#SwipeRightToTravel My journey to Tirthan Valley have been a most exuberance journey in recent days. The plan to travel had been uncertain till the end. Just night before the journey we finally clinched on it. I remember our last minute packing had been fickle but exciting to finally travel to the distant land.
We started by my friend's automobile early in the morning (5am) the next day. We didn’t exactly had much idea about the travel time to reach the place and we didn’t wanted to moil the drive either.
We started from NH 44, and encountered the minimal traffic on the way in the early morning. We traverse via Delhi-Sonipat- Panipat- Karnal- Ambala- Ropar- Rupnagar- Swarghat- Bilaspur- Sundarnagar.
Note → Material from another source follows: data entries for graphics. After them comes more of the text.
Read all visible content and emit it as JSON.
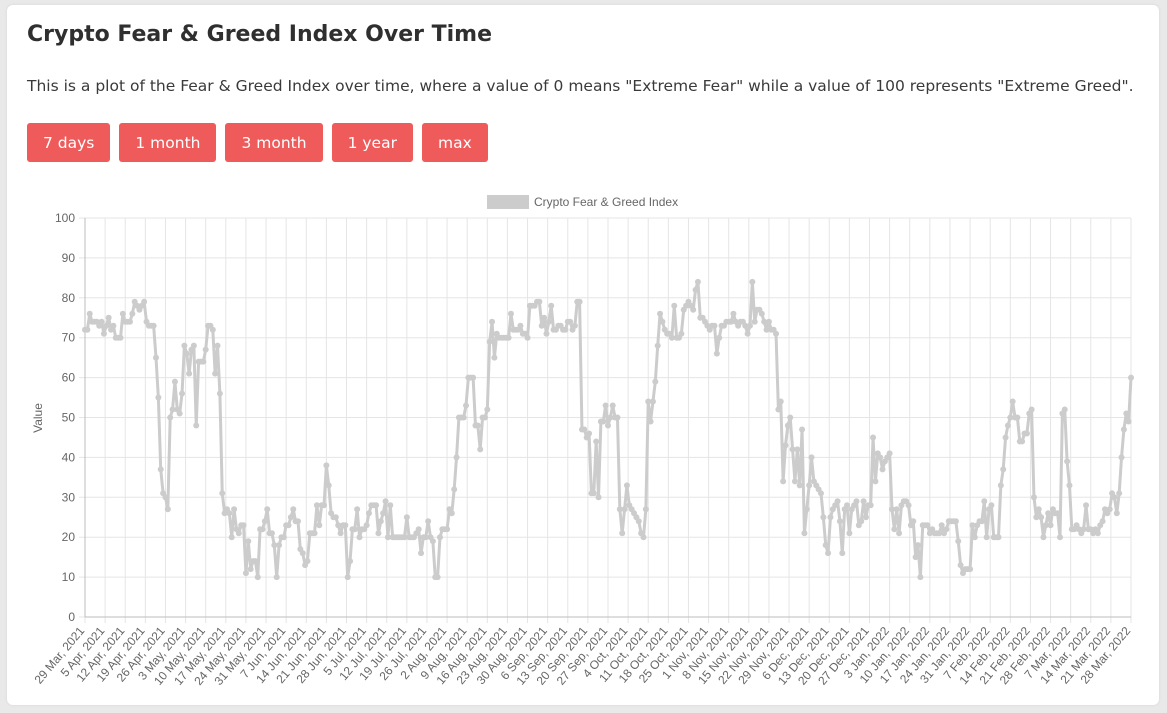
{
  "page": {
    "title": "Crypto Fear & Greed Index Over Time",
    "description": "This is a plot of the Fear & Greed Index over time, where a value of 0 means \"Extreme Fear\" while a value of 100 represents \"Extreme Greed\"."
  },
  "buttons": [
    {
      "label": "7 days"
    },
    {
      "label": "1 month"
    },
    {
      "label": "3 month"
    },
    {
      "label": "1 year"
    },
    {
      "label": "max"
    }
  ],
  "colors": {
    "accent": "#ef5b5b",
    "series": "#cccccc",
    "grid": "#e5e5e5",
    "text": "#666666"
  },
  "chart_data": {
    "type": "line",
    "title": "",
    "xlabel": "",
    "ylabel": "Value",
    "ylim": [
      0,
      100
    ],
    "yticks": [
      0,
      10,
      20,
      30,
      40,
      50,
      60,
      70,
      80,
      90,
      100
    ],
    "grid": true,
    "legend_position": "top",
    "x_tick_labels": [
      "29 Mar, 2021",
      "5 Apr, 2021",
      "12 Apr, 2021",
      "19 Apr, 2021",
      "26 Apr, 2021",
      "3 May, 2021",
      "10 May, 2021",
      "17 May, 2021",
      "24 May, 2021",
      "31 May, 2021",
      "7 Jun, 2021",
      "14 Jun, 2021",
      "21 Jun, 2021",
      "28 Jun, 2021",
      "5 Jul, 2021",
      "12 Jul, 2021",
      "19 Jul, 2021",
      "26 Jul, 2021",
      "2 Aug, 2021",
      "9 Aug, 2021",
      "16 Aug, 2021",
      "23 Aug, 2021",
      "30 Aug, 2021",
      "6 Sep, 2021",
      "13 Sep, 2021",
      "20 Sep, 2021",
      "27 Sep, 2021",
      "4 Oct, 2021",
      "11 Oct, 2021",
      "18 Oct, 2021",
      "25 Oct, 2021",
      "1 Nov, 2021",
      "8 Nov, 2021",
      "15 Nov, 2021",
      "22 Nov, 2021",
      "29 Nov, 2021",
      "6 Dec, 2021",
      "13 Dec, 2021",
      "20 Dec, 2021",
      "27 Dec, 2021",
      "3 Jan, 2022",
      "10 Jan, 2022",
      "17 Jan, 2022",
      "24 Jan, 2022",
      "31 Jan, 2022",
      "7 Feb, 2022",
      "14 Feb, 2022",
      "21 Feb, 2022",
      "28 Feb, 2022",
      "7 Mar, 2022",
      "14 Mar, 2022",
      "21 Mar, 2022",
      "28 Mar, 2022"
    ],
    "series": [
      {
        "name": "Crypto Fear & Greed Index",
        "start_date": "29 Mar, 2021",
        "step": "1 day",
        "values": [
          72,
          72,
          76,
          74,
          74,
          74,
          73,
          74,
          71,
          73,
          75,
          72,
          73,
          70,
          70,
          70,
          76,
          74,
          74,
          74,
          76,
          79,
          78,
          77,
          78,
          79,
          74,
          73,
          73,
          73,
          65,
          55,
          37,
          31,
          30,
          27,
          50,
          52,
          59,
          52,
          51,
          56,
          68,
          66,
          61,
          67,
          68,
          48,
          64,
          64,
          64,
          67,
          73,
          73,
          72,
          61,
          68,
          56,
          31,
          26,
          27,
          26,
          20,
          27,
          22,
          21,
          23,
          23,
          11,
          19,
          12,
          14,
          14,
          10,
          22,
          22,
          24,
          27,
          21,
          21,
          18,
          10,
          18,
          20,
          20,
          23,
          23,
          25,
          27,
          24,
          24,
          17,
          16,
          13,
          14,
          21,
          21,
          21,
          28,
          23,
          28,
          28,
          38,
          33,
          26,
          25,
          25,
          23,
          21,
          23,
          23,
          10,
          14,
          22,
          22,
          27,
          20,
          22,
          22,
          23,
          26,
          28,
          28,
          28,
          21,
          24,
          26,
          29,
          20,
          28,
          20,
          20,
          20,
          20,
          20,
          20,
          25,
          20,
          20,
          20,
          21,
          22,
          16,
          20,
          20,
          24,
          20,
          19,
          10,
          10,
          20,
          22,
          22,
          22,
          27,
          26,
          32,
          40,
          50,
          50,
          50,
          53,
          60,
          60,
          60,
          48,
          48,
          42,
          50,
          50,
          52,
          69,
          74,
          65,
          71,
          70,
          70,
          70,
          70,
          70,
          76,
          72,
          72,
          72,
          73,
          71,
          71,
          70,
          78,
          78,
          78,
          79,
          79,
          73,
          75,
          71,
          74,
          78,
          72,
          72,
          73,
          73,
          72,
          72,
          74,
          74,
          72,
          73,
          79,
          79,
          47,
          47,
          45,
          46,
          31,
          31,
          44,
          30,
          49,
          49,
          53,
          48,
          50,
          53,
          50,
          50,
          27,
          21,
          27,
          33,
          28,
          27,
          26,
          25,
          24,
          21,
          20,
          27,
          54,
          49,
          54,
          59,
          68,
          76,
          74,
          72,
          71,
          71,
          70,
          78,
          70,
          70,
          71,
          77,
          78,
          79,
          78,
          77,
          82,
          84,
          75,
          75,
          74,
          73,
          72,
          73,
          73,
          66,
          70,
          73,
          73,
          74,
          74,
          74,
          76,
          74,
          73,
          74,
          74,
          73,
          71,
          73,
          84,
          74,
          77,
          77,
          76,
          74,
          72,
          74,
          72,
          72,
          71,
          52,
          54,
          34,
          43,
          48,
          50,
          42,
          34,
          42,
          33,
          47,
          21,
          27,
          33,
          40,
          34,
          33,
          32,
          31,
          25,
          18,
          16,
          25,
          27,
          28,
          29,
          24,
          16,
          27,
          28,
          21,
          27,
          28,
          29,
          23,
          24,
          29,
          25,
          28,
          28,
          45,
          34,
          41,
          40,
          37,
          39,
          40,
          41,
          27,
          22,
          27,
          21,
          28,
          29,
          29,
          28,
          23,
          24,
          15,
          18,
          10,
          23,
          23,
          23,
          21,
          22,
          21,
          21,
          21,
          23,
          21,
          22,
          24,
          24,
          24,
          24,
          19,
          13,
          11,
          12,
          12,
          12,
          23,
          20,
          23,
          24,
          24,
          29,
          20,
          27,
          28,
          20,
          20,
          20,
          33,
          37,
          45,
          48,
          50,
          54,
          50,
          50,
          44,
          44,
          46,
          46,
          51,
          52,
          30,
          25,
          27,
          25,
          20,
          23,
          26,
          23,
          27,
          26,
          26,
          20,
          51,
          52,
          39,
          33,
          22,
          22,
          23,
          22,
          21,
          22,
          28,
          22,
          22,
          21,
          22,
          21,
          23,
          24,
          27,
          26,
          27,
          31,
          30,
          26,
          31,
          40,
          47,
          51,
          49,
          60
        ]
      }
    ]
  }
}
The drive was pleasant with the jingling music, lots of tittle-tattle and good food. We stopped in between dhabas to straighten our legs.
We planned to take a halt at Sunder Nagar (415 km from Delhi) @ 5pm and stayed at Mid way tourist resort, which actually looked like a Midway haunted haveli (big no for stay). Though the owner of the resort Mr Bhardwaj was very courteous and rendered a good bonfire for the evening. He even told some stories, one of which was about the emerging revolving island in the Parashar lake which is visible once in an year, is it really true?Anyways the mornings was invigorating and we were set to go to Tirthan Valley. The distance from Sundarnagar to Nagini (Valley) is around 80km. We passed via Govind Ghat and this is where the splendid *Beas River* didn’t left our side till Tirthan.
You can take Mandi- Govind Ghat- Larji - Nagini route for Tirthan Valley. If one plan to take Tirthan route by own, keep a check on your fuel/gas/air as its hard to find any station on the way after Mandi. Road were really smooth apart from small patches in between. It would be diminutive to elaborate the picturesque landscape and the reflect of the Beas River had on my mind.
The sound of the river can be constantly heard on the side. Don’t miss the sharp left turn on the road of Banjar if you are travelling to Nagini, this route even leads towards “The Great Himalayan National Park”.
We reached Nagini from a very narrow road after the turn at 3pm and stayed in “Bhagwati Homestay”, it’s on the main road and quite economical. We were greeted by a warm cup of chai, which was quite welcome in the cold. The owner Yagya Thakur and his wife were really helpful and kept the home stay quite neat and clean. The rooms were comfortable and had all the basic facilities. After settling my stuff in the home stay, we ventured out on a small trek around the place.
Tirthan Valley is located at an altitude of about 3120 m above sea level, this place is an ideal spot for picnicking and trekking during summer. But as we were there during December, we shudder from the chilly wind.
A trail passes through the village lead us to Tirthan River side. It turned out to be a rewarding decision. We got the mesmerizing view of stretched river flowing effortlessly. I am a person of the river and mountains, it’s hard to stay away from them too long. River and Mountains have always left me feeling renewed, content and more positive. I found one such place in Tirthan Valley. I have been so content as a person mingling with nature as I could there.
The place was empty, one can sit alone in the lap of nature and talk to yourself with no one disturbing you. It combines all things that Himachal has to offer: a wild flowing river, virgin locations and absolutely no additional crowd. We did nothing but sat there enjoying the surroundings and indulging the moment.